# How long does it take?



## army_paralegal (19 Apr 2005)

Okay, on April 7, 2005, at night, I completed my CFAT test.

They are currently doing my security check.

How long does it take?

Remember, I am going for the summer & week-end program for QYR.


----------



## Copper_Sunrise (19 Apr 2005)

This is your best general guide http://forums.army.ca/forums/threads/29386.0.html

If that doesn't apply someone with more knowledge will answer.


----------



## I_am_John_Galt (19 Apr 2005)

Think Calendar, not Watch ...


----------



## army_paralegal (19 Apr 2005)

How long in calendar time then?


----------



## kincanucks (19 Apr 2005)

army_paralegal said:
			
		

> How long in calendar time then?



Please stop confusing an Enhanced Reliability Check with a security check.   The Enhanced Reliability Check should take no more than a week to come back unless you were convicted of a criminal offence or have credit issues, than it will take longer.


----------



## army_paralegal (19 Apr 2005)

Right now, I have around $200.00 debts. I did not receive the credit card invoice yet.

But, I always make my payments on time.

Should that be a problem?


----------



## GO!!! (19 Apr 2005)

"evening and weekend program" 

hehe, well, from the mouths of babes. I love the reserves!


----------



## ROTP Applicant (19 Apr 2005)

army_paralegal said:
			
		

> Right now, I have around $200.00 debts. I did not receive the credit card invoice yet.
> 
> But, I always make my payments on time.
> 
> Should that be a problem?



If you're serious with your question, then the answer is, it wouldn't be a problem.


----------



## army_paralegal (20 Apr 2005)

ROTP Civi U said:
			
		

> If you're serious....



I am.


----------



## GO!!! (20 Apr 2005)

Is most of your debt consumer debt, or is it mortgage, car loan, student loan etc?


----------



## Marty (20 Apr 2005)

GO!!! said:
			
		

> "evening and weekend program"
> 
> hehe, well, from the mouths of babes. I love the reserves!



Just curious , have you ever been punched out by a Reserve Soldier? You seem to have some issures.


----------



## army_paralegal (20 Apr 2005)

GO!!! said:
			
		

> Is most of your debt consumer debt, or is it mortgage, car loan, student loan etc?



All consumer debt.


----------



## Marty (20 Apr 2005)

Marty said:
			
		

> Just curious , have you ever been punched out by a Reserve Soldier? You seem to have some issures.



Sorry ....issues   thought I better correct that before you know who does


----------



## GO!!! (20 Apr 2005)

Marty - Never - I've punched out a few though, they had big mouths too - why do you ask?

Paralegal - 200k is alot, it may adversely affect your application process, as there is potential for you to become an administrative burden.
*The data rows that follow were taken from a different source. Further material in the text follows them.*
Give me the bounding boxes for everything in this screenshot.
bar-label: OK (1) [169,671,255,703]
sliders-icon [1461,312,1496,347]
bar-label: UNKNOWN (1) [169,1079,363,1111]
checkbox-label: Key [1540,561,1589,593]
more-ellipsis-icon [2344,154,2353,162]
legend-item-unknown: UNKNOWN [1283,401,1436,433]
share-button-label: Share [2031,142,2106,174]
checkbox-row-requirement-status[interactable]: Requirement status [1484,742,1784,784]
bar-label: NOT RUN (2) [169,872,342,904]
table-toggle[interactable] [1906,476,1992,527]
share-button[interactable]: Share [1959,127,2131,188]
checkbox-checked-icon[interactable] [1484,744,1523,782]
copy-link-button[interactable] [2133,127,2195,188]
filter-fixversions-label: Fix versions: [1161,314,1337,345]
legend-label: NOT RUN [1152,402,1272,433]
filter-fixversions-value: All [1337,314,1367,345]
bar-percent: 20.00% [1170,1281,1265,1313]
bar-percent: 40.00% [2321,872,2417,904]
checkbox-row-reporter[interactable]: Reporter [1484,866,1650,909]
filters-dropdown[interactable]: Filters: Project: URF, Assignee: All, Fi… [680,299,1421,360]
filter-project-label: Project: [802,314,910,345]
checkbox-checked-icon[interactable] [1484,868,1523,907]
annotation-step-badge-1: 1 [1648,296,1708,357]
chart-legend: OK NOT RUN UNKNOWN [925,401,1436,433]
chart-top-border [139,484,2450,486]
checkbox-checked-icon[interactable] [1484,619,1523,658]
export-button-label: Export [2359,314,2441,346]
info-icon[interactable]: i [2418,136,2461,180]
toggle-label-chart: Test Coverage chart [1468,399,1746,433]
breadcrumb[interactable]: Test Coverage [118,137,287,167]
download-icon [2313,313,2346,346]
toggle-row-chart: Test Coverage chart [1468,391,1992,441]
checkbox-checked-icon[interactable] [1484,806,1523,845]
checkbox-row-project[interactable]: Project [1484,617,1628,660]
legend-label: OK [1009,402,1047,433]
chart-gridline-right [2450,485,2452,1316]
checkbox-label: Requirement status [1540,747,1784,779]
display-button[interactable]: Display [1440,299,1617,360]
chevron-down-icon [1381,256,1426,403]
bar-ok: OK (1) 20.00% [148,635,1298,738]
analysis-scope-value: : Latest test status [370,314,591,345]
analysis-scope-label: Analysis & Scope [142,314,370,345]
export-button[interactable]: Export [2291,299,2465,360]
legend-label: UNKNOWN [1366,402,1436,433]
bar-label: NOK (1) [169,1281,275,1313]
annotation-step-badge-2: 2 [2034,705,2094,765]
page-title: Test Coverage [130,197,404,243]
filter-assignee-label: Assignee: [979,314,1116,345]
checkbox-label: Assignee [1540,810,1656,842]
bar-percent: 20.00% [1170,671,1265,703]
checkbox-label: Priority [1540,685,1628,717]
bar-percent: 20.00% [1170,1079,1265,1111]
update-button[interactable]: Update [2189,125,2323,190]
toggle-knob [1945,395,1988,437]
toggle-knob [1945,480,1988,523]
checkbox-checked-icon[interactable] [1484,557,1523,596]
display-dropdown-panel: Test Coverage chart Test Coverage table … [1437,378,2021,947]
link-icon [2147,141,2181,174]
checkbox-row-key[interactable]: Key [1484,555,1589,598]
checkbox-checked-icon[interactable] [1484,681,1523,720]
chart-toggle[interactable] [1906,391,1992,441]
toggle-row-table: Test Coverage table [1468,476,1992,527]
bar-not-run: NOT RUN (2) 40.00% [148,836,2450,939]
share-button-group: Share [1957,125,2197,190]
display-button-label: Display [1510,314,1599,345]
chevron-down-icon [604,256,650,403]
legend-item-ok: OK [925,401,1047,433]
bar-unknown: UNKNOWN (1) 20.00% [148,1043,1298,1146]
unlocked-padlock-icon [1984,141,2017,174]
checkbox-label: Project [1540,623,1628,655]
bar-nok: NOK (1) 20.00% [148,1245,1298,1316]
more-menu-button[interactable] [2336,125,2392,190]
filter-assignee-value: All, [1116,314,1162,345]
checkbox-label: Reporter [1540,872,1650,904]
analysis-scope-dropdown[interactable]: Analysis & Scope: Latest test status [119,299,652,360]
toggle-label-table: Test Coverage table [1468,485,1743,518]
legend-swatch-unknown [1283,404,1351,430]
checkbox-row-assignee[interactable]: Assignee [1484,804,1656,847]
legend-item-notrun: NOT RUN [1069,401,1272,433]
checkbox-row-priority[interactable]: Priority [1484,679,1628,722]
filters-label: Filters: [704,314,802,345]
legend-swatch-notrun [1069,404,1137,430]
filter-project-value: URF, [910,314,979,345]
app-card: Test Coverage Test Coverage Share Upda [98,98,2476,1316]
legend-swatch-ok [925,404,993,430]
Be prepared to give an explanation if your recruiter asks.


----------



## Abdallah (20 Apr 2005)

Can I apply to resserves when I am 15, and then officially accept when I am 16. Or do I have to apply 16 and wait about a year?


----------



## army_paralegal (20 Apr 2005)

GO!!! said:
			
		

> Marty - Never - I've punched out a few though, they had big mouths too - why do you ask?
> 
> Paralegal - 200k is alot....



I don't have 200K. AS in thousand.

I have $200.00 debt.


----------



## Jarnhamar (20 Apr 2005)

> Marty - Never - I've punched out a few though, they had big mouths too - why do you ask?



GO beat me up once. Poked me right in the eye    

I had to miss a training weekend for it  :'(
(Played paintball with all my cadpat kit instead though)


----------



## kincanucks (20 Apr 2005)

Abdallah said:
			
		

> Can I apply to resserves when I am 15, and then officially accept when I am 16. Or do I have to apply 16 and wait about a year?



You must be 16.


----------



## kincanucks (20 Apr 2005)

army_paralegal said:
			
		

> Right now, I have around $200.00 debts. I did not receive the credit card invoice yet.
> 
> But, I always make my payments on time.
> 
> Should that be a problem?



No


----------